Cryptogenic organizing pneumonia shares many features with ICEP with respect to clinical presentation and imaging . However, it is not associated with blood eosinophilia and lymphocytes outnumber eosinophils in BAL.
Treatment of ICEP is based on oral corticosteroids. After initiation of treatment, symptoms as well as blood eosinophilia regress within a few hours and chest imaging results normalize within a few days . This dramatic response to therapy has led to the consideration of corticosteroid challenge as a diagnostic test for ICEP . There is no consensus, however, on the doses or the duration of the corticosteroid therapy. Most authors recommend initial doses of prednisone between 0.5 and 1 mg/kg/day and a gradual tapering of the dose for a total treatment duration of 6 to 12 months.
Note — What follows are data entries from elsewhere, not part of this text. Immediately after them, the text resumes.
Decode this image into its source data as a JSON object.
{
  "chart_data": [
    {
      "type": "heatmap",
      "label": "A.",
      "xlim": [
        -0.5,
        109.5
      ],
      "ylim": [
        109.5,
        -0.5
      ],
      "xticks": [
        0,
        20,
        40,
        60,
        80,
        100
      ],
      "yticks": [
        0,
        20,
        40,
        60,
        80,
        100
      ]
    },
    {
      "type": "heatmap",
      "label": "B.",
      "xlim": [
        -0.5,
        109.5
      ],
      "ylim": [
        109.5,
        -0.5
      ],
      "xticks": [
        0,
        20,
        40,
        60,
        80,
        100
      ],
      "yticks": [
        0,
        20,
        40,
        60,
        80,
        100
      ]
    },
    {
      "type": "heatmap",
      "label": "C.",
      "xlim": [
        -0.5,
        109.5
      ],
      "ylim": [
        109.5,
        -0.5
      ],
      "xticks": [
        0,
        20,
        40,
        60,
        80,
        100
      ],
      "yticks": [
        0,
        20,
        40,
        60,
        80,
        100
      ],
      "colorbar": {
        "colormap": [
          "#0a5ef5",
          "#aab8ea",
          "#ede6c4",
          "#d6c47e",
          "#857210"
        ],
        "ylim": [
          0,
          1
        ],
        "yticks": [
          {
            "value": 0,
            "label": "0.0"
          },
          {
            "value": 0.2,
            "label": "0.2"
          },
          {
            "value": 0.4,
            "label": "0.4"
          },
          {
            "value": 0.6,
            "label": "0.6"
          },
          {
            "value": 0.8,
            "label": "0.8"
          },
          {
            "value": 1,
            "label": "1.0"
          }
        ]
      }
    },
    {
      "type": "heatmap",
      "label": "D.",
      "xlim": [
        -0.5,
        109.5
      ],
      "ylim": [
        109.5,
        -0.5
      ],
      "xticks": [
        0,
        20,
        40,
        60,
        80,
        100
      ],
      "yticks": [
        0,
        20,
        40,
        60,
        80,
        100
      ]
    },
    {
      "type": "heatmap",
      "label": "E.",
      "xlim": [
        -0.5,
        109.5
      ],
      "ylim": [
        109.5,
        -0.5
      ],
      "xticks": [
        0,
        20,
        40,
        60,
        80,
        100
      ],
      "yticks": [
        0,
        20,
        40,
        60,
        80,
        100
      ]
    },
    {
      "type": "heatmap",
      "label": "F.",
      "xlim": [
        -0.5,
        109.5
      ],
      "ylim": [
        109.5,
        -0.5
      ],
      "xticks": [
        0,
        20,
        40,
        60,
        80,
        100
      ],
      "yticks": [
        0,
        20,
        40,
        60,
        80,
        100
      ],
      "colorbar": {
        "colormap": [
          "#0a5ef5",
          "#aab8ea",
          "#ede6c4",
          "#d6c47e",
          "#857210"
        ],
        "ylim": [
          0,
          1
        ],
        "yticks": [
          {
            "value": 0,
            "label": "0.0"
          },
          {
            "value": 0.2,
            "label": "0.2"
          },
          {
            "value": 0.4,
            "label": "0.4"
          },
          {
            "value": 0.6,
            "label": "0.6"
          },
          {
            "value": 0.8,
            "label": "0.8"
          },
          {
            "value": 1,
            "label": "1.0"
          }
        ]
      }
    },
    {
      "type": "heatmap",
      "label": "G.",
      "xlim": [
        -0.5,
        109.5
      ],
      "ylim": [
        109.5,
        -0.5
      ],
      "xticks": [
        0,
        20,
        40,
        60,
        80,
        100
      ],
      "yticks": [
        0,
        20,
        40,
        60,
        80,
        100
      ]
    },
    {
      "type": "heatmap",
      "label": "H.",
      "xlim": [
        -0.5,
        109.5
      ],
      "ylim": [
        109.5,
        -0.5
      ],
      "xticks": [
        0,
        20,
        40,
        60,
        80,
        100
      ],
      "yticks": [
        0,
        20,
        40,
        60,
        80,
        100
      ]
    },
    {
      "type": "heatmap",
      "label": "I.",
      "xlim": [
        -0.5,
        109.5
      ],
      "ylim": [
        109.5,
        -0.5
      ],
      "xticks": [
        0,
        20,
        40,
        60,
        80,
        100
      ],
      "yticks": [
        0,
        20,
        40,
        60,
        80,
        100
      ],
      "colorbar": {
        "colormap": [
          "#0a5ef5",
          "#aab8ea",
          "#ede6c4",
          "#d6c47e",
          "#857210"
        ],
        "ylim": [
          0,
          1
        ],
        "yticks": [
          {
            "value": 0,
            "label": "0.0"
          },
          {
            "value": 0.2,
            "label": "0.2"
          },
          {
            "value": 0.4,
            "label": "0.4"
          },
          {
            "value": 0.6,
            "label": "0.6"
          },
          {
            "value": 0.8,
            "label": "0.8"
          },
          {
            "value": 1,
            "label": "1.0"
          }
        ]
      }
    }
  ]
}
Although response to corticosteroid treatment is dramatic and treatment always leads to complete resolution, relapses of ICEP are observed in up to 50% of patients . These relapses occur while tapering the dose of corticosteroids or after weaning. Relapses remain as responsive to corticosteroids as the inaugural episode. Inhaled corticosteroids have been proposed in order to prevent relapses . This is supported by a lower rate of ICEP relapse in asthmatics treated with inhaled corticosteroids .
The development of asthma in the follow-up of ICEP patients is a common finding . Up to one third of the patients have asthma requiring long-term corticosteroid therapy after a diagnosis of ICEP has been made, and some patients develop a fixed obstructive pattern on pulmonary function tests . Overall, more than half of patients affected by ICEP may require long-term oral corticosteroid therapy due to either multiple relapses or severe asthma . It is thus advisable to recommend measures to prevent corticosteroid-induced osteoporosis from the start of the treatment.
• Role of inhaled corticosteroids in the prevention of relapses of ICEP.
• Possible overlap or continuum between ICEP and CSS.
• Doses and duration of corticosteroid treatment.